Local African-American leaders respond to Juneteenth celebrated as national holiday

Local

EL PASO, Texas (KTSM) – This year Juneteenth is being celebrated as an officially recognized federal holiday and some El Pasoans say it’s a step towards change.

Juneteenth, also known as Emancipation Day, marks the end of slavery back from June 19th of 1865 when enslaved Black Americans in Galveston, Texas received news of emancipation that freed them from slavery.

On Thursday, June 17th President Joe Biden proclaimed Juneteenth as an official federal holiday for the first time.

Doris Jackson-Hardwick, president of National Association for the Advancement of Colored People in El Paso, said she sees it as an “olive branch being extended” to Black Americans and a start of change for the better.

She said even though Juneteenth was celebrated in the El Paso community before, this opens up doors for more conversation about the history of slavery in the U.S.

“If we once listened to each other, see where we want to go, where we’ve been, and we need to see if we can come to a happy medium so everybody can be a winner,” said Jackson-Hardwick.

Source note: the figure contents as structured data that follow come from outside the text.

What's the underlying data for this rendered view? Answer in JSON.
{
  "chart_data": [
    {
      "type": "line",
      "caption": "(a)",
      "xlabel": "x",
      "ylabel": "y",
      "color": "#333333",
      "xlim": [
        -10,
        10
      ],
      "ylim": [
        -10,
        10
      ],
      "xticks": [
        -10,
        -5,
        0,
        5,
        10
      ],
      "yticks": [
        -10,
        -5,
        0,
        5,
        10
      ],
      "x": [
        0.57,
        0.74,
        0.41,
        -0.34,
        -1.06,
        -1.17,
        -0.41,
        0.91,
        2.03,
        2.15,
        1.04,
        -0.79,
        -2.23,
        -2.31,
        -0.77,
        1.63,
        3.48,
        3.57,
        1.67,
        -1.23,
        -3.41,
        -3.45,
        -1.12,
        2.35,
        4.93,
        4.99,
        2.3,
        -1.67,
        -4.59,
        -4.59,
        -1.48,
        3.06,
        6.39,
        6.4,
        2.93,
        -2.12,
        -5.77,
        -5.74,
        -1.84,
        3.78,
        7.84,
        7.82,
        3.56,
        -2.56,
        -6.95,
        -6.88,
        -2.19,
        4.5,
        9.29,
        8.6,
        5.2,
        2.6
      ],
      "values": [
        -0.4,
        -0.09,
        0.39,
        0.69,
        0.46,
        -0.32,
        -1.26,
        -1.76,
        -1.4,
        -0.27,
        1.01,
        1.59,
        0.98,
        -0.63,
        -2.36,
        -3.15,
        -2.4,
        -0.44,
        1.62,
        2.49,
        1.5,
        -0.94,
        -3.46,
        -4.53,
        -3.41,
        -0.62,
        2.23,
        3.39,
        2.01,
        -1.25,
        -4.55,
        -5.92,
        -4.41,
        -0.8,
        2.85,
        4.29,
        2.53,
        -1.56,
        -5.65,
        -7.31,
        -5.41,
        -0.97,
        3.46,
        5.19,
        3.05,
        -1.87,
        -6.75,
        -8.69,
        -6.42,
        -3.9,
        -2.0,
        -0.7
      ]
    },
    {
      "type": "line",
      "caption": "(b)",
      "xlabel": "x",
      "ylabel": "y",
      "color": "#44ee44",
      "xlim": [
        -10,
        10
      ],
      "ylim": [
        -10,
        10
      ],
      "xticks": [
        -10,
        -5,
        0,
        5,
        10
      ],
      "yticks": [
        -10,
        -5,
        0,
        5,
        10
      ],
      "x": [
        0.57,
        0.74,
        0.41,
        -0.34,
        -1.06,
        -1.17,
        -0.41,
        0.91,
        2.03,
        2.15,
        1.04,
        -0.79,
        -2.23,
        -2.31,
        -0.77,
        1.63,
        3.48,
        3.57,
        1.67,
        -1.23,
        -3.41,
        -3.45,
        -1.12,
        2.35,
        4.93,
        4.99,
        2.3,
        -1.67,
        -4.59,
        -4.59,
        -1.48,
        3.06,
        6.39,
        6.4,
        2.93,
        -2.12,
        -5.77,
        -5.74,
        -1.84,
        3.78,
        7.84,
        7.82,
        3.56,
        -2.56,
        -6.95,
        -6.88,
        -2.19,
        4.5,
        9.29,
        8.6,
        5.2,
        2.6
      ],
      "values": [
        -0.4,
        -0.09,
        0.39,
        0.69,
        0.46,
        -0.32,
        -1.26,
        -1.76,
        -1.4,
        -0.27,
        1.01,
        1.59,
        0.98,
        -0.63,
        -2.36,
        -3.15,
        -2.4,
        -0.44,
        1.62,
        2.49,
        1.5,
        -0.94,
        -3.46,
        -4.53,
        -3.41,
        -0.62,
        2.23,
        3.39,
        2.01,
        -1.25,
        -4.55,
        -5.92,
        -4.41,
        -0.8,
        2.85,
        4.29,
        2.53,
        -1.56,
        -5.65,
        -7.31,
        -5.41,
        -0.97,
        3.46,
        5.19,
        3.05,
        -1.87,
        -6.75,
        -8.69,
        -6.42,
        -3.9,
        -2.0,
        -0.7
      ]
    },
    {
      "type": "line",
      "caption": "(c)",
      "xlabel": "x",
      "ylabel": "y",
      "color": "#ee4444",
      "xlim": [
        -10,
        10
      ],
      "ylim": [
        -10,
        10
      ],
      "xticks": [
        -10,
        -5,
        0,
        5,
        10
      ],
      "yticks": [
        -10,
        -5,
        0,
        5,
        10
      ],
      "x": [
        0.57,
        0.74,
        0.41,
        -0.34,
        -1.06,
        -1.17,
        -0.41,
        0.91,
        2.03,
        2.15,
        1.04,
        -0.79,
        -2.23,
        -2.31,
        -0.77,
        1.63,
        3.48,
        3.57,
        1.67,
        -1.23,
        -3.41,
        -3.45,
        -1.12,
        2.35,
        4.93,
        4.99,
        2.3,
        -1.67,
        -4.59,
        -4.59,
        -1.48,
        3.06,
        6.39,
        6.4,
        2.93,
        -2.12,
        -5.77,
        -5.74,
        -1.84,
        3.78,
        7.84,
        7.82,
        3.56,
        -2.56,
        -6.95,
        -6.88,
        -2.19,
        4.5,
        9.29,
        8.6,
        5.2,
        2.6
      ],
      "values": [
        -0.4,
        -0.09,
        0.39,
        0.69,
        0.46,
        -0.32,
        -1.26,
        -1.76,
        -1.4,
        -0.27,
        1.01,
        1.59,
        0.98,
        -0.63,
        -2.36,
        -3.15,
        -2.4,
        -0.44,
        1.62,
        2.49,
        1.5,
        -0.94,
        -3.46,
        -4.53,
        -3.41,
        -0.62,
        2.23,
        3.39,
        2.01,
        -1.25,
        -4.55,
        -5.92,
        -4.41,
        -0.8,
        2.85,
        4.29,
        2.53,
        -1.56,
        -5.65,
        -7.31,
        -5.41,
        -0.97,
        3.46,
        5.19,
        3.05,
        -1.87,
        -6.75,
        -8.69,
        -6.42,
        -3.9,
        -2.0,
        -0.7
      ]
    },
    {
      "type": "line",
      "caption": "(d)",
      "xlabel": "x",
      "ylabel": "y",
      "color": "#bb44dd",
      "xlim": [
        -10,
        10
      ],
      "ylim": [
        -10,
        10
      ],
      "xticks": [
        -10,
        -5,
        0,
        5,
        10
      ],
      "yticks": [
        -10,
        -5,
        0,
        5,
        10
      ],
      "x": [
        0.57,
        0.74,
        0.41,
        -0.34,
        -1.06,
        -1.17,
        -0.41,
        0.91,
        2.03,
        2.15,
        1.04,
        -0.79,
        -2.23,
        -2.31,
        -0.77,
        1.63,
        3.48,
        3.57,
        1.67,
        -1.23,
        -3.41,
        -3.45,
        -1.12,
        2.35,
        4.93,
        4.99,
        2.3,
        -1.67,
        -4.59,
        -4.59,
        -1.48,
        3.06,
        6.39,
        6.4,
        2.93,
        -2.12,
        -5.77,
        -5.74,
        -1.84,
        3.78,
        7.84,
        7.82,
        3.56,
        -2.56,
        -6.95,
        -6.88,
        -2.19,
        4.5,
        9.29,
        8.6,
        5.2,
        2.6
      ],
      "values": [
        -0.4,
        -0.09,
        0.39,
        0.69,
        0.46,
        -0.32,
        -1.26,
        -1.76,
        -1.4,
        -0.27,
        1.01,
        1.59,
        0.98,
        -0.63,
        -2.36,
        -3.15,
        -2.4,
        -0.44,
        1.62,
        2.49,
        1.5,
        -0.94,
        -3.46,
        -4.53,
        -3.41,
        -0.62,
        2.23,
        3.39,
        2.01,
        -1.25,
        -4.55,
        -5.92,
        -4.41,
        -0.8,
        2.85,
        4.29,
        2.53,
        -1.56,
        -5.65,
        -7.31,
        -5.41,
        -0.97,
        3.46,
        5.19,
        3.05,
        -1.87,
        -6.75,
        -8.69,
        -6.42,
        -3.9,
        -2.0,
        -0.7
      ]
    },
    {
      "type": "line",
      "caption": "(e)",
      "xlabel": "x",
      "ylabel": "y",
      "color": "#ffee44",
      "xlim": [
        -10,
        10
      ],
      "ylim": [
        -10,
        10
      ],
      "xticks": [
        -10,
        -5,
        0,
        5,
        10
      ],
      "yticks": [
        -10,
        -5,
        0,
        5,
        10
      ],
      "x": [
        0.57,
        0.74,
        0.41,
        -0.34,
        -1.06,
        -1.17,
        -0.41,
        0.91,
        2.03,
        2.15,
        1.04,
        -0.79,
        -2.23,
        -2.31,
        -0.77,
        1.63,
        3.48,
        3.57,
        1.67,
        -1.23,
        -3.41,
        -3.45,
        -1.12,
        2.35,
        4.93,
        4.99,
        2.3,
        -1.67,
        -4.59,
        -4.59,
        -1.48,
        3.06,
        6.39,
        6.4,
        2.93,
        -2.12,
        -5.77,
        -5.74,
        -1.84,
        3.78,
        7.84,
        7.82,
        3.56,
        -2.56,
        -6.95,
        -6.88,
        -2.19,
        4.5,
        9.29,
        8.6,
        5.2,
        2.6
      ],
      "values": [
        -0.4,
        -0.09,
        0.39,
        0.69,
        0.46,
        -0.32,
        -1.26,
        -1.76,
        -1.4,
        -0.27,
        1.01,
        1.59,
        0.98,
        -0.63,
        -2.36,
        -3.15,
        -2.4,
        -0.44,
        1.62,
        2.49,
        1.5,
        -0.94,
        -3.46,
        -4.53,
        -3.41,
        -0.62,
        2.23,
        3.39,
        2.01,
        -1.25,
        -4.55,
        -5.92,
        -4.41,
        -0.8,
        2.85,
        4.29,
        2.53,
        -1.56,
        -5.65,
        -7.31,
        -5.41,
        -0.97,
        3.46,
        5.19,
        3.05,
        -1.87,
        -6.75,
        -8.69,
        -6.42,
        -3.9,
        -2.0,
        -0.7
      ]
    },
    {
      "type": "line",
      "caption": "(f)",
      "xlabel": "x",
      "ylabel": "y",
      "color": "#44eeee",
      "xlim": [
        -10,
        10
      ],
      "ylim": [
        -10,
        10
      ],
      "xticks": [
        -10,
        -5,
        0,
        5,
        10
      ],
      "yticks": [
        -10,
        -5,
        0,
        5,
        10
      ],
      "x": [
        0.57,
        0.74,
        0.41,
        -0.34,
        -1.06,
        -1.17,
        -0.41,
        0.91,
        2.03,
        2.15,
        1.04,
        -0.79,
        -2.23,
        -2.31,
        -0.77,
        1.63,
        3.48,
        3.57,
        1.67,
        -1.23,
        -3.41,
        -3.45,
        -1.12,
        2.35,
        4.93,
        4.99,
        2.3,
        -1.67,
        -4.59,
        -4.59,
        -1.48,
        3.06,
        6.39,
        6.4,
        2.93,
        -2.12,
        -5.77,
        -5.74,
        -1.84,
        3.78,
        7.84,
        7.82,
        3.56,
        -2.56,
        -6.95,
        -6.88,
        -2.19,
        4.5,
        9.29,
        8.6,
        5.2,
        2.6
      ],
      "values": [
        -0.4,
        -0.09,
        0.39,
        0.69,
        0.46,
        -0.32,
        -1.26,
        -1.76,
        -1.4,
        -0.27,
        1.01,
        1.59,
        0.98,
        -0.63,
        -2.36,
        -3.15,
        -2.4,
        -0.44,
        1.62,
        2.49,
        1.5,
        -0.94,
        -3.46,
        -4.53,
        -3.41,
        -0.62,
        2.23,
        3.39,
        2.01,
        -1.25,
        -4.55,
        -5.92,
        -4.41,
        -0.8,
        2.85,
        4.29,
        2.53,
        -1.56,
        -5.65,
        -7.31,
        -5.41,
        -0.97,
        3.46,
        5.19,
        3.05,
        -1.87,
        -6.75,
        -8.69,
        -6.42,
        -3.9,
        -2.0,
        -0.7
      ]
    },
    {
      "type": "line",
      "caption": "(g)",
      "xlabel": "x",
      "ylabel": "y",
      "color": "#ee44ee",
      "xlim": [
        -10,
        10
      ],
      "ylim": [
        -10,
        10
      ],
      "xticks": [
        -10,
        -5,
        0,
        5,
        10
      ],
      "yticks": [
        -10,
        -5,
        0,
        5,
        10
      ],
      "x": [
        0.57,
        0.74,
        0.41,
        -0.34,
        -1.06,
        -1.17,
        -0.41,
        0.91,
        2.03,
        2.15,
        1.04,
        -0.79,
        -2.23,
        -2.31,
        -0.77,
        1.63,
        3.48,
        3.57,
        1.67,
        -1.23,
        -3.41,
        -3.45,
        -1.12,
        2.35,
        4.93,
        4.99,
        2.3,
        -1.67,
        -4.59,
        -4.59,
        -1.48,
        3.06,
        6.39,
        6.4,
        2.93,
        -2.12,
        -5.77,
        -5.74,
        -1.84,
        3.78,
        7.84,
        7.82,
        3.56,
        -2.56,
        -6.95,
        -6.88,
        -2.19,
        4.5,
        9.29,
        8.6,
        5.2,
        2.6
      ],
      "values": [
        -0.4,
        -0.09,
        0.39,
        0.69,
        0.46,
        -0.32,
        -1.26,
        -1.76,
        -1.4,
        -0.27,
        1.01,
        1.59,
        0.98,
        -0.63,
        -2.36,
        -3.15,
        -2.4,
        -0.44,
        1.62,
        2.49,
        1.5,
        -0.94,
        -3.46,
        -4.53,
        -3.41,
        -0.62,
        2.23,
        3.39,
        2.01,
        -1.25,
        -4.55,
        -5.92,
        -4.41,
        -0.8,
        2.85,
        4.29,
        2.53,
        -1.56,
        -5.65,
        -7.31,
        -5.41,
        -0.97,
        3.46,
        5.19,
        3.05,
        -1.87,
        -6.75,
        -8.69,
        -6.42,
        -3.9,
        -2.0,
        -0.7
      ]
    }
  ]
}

Kyra Lewis is the vice president of Black Students Union at UTEP and hopes Juneteenth being a national holiday will prompt talks about the injustices African-Americans are facing, especially when it comes to younger generations.

Despite the holiday being recognized on a national level she still felt it was contradictive, coming just days after the state of Texas passed a bill that bans educators from teaching about critical race theory in school.

“I find it very ironic and, perhaps, even performative that you can pass a national holiday celebrating the freedom of slaves when you don’t want to teach about the circumstance that brought them here,” explained Lewis.

She said, however, this is a step forward and a day to celebrate, as well as reflect on the contributions that Black Americans have done for this country.

“We’re thankful that we got Juneteenth, don’t get me wrong, but there’s so many things that we wanted addressed first,” she said.